A SAUCHIE man, described by a sheriff as having an "abhorrent" attitude to violence, has been spared a prison sentence for attacking two teenage boys.

Jack Logan, 22, was told he would have been jailed if it were not for changes introduced in 2021 by the Scottish Sentencing Council designed to protect people aged 18 to 24 from jail sentences in most cases.

Prosecutor Rachel Hill said the incident occurred about 10pm on Saturday, April 17, last year, on Ochil Street, Tullibody, as the teenagers, aged 15 and 17, were returning from a visit to a takeaway.

Ms Hill said that after a conversation about their ages, Logan headbutted the younger boy, causing swelling and a bleeding lip.

The older boy grabbed Logan by the shoulders to stop him inflicting any further injury, and Logan struck him on the head twice with a bottle and a torch he was carrying.

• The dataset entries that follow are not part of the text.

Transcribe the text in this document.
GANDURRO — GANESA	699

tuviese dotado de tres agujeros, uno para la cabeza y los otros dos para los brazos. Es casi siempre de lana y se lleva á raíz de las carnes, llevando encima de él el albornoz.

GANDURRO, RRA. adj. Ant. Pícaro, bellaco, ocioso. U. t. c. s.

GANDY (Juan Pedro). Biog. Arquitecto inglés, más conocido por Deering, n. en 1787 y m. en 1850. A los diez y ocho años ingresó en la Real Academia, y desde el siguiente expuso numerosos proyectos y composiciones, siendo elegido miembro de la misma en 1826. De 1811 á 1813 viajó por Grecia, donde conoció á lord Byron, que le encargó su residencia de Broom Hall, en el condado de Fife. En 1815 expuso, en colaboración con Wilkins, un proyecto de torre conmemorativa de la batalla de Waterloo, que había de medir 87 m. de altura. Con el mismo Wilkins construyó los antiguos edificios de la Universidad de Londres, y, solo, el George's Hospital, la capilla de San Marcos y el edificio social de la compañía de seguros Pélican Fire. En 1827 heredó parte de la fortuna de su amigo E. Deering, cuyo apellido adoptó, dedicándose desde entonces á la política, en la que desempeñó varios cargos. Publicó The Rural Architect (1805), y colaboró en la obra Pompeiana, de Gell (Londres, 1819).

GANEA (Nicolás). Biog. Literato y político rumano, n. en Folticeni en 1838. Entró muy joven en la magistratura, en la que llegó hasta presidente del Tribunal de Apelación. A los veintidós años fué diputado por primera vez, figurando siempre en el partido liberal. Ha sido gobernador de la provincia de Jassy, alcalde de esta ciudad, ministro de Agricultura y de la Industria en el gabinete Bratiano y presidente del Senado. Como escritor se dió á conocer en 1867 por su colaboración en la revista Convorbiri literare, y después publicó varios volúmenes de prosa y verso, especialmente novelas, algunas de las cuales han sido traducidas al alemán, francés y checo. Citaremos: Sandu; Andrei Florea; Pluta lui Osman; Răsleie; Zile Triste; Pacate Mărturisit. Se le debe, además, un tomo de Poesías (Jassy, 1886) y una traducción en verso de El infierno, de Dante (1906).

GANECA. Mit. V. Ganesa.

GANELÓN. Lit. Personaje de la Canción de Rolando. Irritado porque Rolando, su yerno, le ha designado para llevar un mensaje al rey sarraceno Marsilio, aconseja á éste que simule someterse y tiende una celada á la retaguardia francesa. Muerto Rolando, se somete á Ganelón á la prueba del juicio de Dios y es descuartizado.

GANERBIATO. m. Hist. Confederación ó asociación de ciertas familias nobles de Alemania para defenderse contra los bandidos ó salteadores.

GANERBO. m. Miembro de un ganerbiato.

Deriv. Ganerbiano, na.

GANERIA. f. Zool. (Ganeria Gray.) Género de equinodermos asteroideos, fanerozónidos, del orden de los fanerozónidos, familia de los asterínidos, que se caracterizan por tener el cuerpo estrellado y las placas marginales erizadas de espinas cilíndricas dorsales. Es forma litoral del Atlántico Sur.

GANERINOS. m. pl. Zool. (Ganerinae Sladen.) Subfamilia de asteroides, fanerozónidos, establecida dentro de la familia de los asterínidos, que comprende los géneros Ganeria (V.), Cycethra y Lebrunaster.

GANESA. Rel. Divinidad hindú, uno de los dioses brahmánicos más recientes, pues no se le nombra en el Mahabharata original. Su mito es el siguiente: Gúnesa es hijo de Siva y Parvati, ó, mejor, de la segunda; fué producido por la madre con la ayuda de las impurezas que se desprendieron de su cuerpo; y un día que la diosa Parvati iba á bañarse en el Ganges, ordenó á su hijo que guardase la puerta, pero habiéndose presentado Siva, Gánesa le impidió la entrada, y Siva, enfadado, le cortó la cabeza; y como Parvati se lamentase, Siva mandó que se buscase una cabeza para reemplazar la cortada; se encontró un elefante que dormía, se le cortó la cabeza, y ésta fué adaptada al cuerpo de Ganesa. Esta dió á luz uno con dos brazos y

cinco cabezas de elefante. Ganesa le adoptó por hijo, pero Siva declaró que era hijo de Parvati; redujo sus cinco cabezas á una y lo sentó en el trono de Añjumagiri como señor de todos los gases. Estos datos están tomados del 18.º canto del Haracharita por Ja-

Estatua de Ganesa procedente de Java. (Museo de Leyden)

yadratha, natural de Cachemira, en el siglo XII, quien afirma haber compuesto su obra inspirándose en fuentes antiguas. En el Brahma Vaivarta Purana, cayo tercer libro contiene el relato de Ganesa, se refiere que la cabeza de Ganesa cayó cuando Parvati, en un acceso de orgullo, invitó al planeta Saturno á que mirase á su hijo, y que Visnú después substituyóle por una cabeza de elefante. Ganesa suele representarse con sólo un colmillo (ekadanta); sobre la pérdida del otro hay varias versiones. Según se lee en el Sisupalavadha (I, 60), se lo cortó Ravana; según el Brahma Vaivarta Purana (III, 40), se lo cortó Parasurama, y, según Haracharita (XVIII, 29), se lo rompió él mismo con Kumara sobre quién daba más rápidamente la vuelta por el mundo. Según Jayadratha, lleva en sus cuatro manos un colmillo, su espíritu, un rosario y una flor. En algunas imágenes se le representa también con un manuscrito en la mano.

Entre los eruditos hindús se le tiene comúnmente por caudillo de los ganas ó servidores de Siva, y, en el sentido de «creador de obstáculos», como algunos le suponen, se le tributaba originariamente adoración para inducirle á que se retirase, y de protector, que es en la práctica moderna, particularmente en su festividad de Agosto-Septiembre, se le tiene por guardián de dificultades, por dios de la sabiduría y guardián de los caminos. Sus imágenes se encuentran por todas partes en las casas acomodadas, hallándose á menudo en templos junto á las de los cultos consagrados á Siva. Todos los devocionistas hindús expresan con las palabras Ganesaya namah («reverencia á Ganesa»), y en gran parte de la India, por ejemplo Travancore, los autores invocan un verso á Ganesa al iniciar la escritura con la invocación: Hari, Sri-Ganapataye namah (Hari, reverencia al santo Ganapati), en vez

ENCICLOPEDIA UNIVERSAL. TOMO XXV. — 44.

The bottle smashed, and the 17-year-old victim stumbled and fell forwards to the ground.

Logan began making movements towards the 17-year-old as he lay on the ground, but he was stopped by the 15-year-old, and then made off.

After removing glass from his hair, the 17-year-old boy found he had been left with a bruised arm, and cuts to his face, one of which left a small scar on his forehead above his eyebrow.

The younger boy did not require any medical treatment.

Logan was arrested two days later.

Solicitor Robert Smith, defending, said the incident had followed "an altercation" with the boys.

Logan, of Sauchie, appeared for sentence at Falkirk Sheriff Court last Thursday, October 27, after admitting the assaults.

A social enquiry report prepared for the hearing stated Logan had "a disturbing attitude to violence".

Sheriff Christopher Shead said Logan was "protected" from being jailed by the recently-introduced presumption against custody for offenders under 25.

He placed Logan on social work supervision for two years, and ordered him to carry out 180 hours unpaid work.

He told him: "These offences are serious. A few years ago you'd have ,simply been receiving a custodial sentence.

"However, sentencing principles have developed since then and it's incumbent on the court to take into account your age, amongst other consideration."

The sheriff said told him the period of social work supervision was "to confront your abhorrent attitudes to violence".